European court asked to rule on London’s ‘prayer ban’

by Premier Journalist

A pro-life campaigner is set to take her case to the European Court of Human Rights after being prohibited from providing women with support outside an abortion clinic.

Alina Dulgheriu argues that the Public Space Protection Order (PSPO) instituted by Ealing Council outside a Marie Stopes clinic - which criminalises speech, assembly, charitable support and prayer, including silent prayer - violates her most fundamental rights. 

In August 2019, a Court of Appeal found that Alina’s rights to assembly, religion, thought, expression and reception of information were impeded by the council's order. Despite this, the Court of Appeal went on to qualify that such violations were justified because of the right of Marie Stopes attendees not to be seen in public space near the facility. 

When Dulgheriu applied to have her case heard in the Supreme Court, she was summarily rejected. The European Court of Human Rights (ECHR) represents her final mode of appeal, and is only possible due to hundreds of generous supporters. So far, some £70,000 has been raised to fund her legal battle. The ECHR currently has jurisdiction over roughly 800 million citizens across Europe, including the UK.  

Dulgheriu said: “My little girl is here today because of the real practical and emotional support that I was given by a group outside a Marie Stopes centre, and I am going to appeal this decision to ensure that women do not have this vital support option removed.

"I will continue to stand up for the women whose voices have been sidelined throughout this process and for women who need life-saving support today but cannot get it. 

"Ealing Council could have taken action in a way that would have protected women and safeguarded the essential help offered at the gate.
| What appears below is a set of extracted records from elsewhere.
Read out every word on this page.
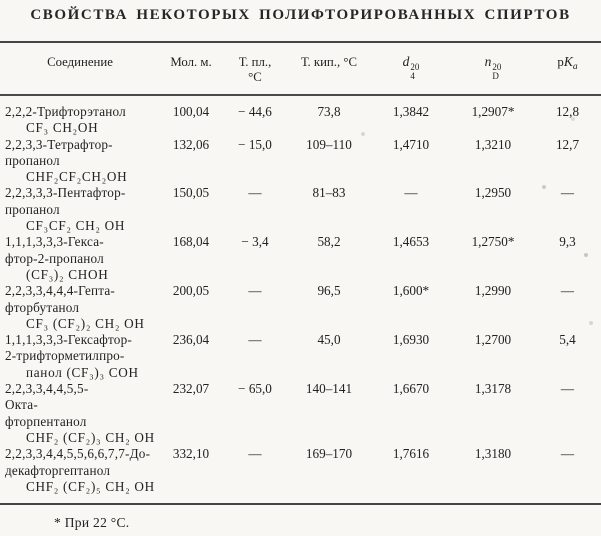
СВОЙСТВА НЕКОТОРЫХ ПОЛИФТОРИРОВАННЫХ СПИРТОВ
Соединение	Мол. м.	Т. пл.,
°С
	Т. кип., °С	d 20
4
	n 20
D
	$pK_a$

2,2,2-Трифторэтанол
CF₃ CH₂OH	100,04	− 44,6	73,8	1,3842	1,2907*	12,8

2,2,3,3-Тетрафтор-
пропанол
CHF₂CF₂CH₂OH	132,06	− 15,0	109–110	1,4710	1,3210	12,7

2,2,3,3,3-Пентафтор-
пропанол
CF₃CF₂ CH₂ OH	150,05	—	81–83	—	1,2950	—

1,1,1,3,3,3-Гекса-
фтор-2-пропанол
(CF₃)₂ CHOH	168,04	− 3,4	58,2	1,4653	1,2750*	9,3

2,2,3,3,4,4,4-Гепта-
фторбутанол
CF₃ (CF₂)₂ CH₂ OH	200,05	—	96,5	1,600*	1,2990	—

1,1,1,3,3,3-Гексафтор-
2-трифторметилпро-
панол (CF₃)₃ COH	236,04	—	45,0	1,6930	1,2700	5,4

2,2,3,3,4,4,5,5-
Окта-
фторпентанол
CHF₂ (CF₂)₃ CH₂ OH	232,07	− 65,0	140–141	1,6670	1,3178	—

2,2,3,3,4,4,5,5,6,6,7,7-До-
декафторгептанол
CHF₂ (CF₂)₅ CH₂ OH	332,10	—	169–170	1,7616	1,3180	—
* При 22 °C.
Instead, they criminalised charity and attempted to remove dedicated and caring individuals from public space without justification.

"It is very clear that many are opposed to Ealing’s ban on peaceful and charitable activity, and like me, they want to see support available to vulnerable women where it is most needed. 

"I cannot imagine a society where a simple offer of help to a woman who might want to keep her child is seen as a criminal offence. I refuse to accept that women should be denied the opportunity to receive help where they want to keep their child.”

Dulgheriu is working with a group called "Be Here For Me," which has billed itself as representing "mothers against the ban on help outside abortion clinics."  

Be Here For Me spokeswoman Elizabeth Howard said:

“Eight years ago, Alina Dulgheriu found herself jobless, homeless and alone after an unplanned pregnancy. She’d been fired from her job as a live-in nanny and abandoned by her boyfriend. 

"She went to Marie Stopes to get advice on her options, but all they could offer her was an abortion. She didn’t want that but didn’t know where to turn.

"Her life was changed when she met a pro-life volunteer at the gates of the abortion centre who told her that she did have options, that there was help available, and that she could keep her baby if she wanted.

"She accepted the offer of help and her daughter Sarah was born. She is now seven years old, a beautiful, lively and beloved child.

"Ealing Council has banned pro-lifers from helping women in similar situations. Alina has challenged their decision in court, but three times the courts have ignored her story. In five years of the pro-life vigil’s work in Ealing, more than 500 women accepted an offer of help and chose to keep their baby rather than have an abortion. These women have tried again and again to have their voices heard, but they are ignored.”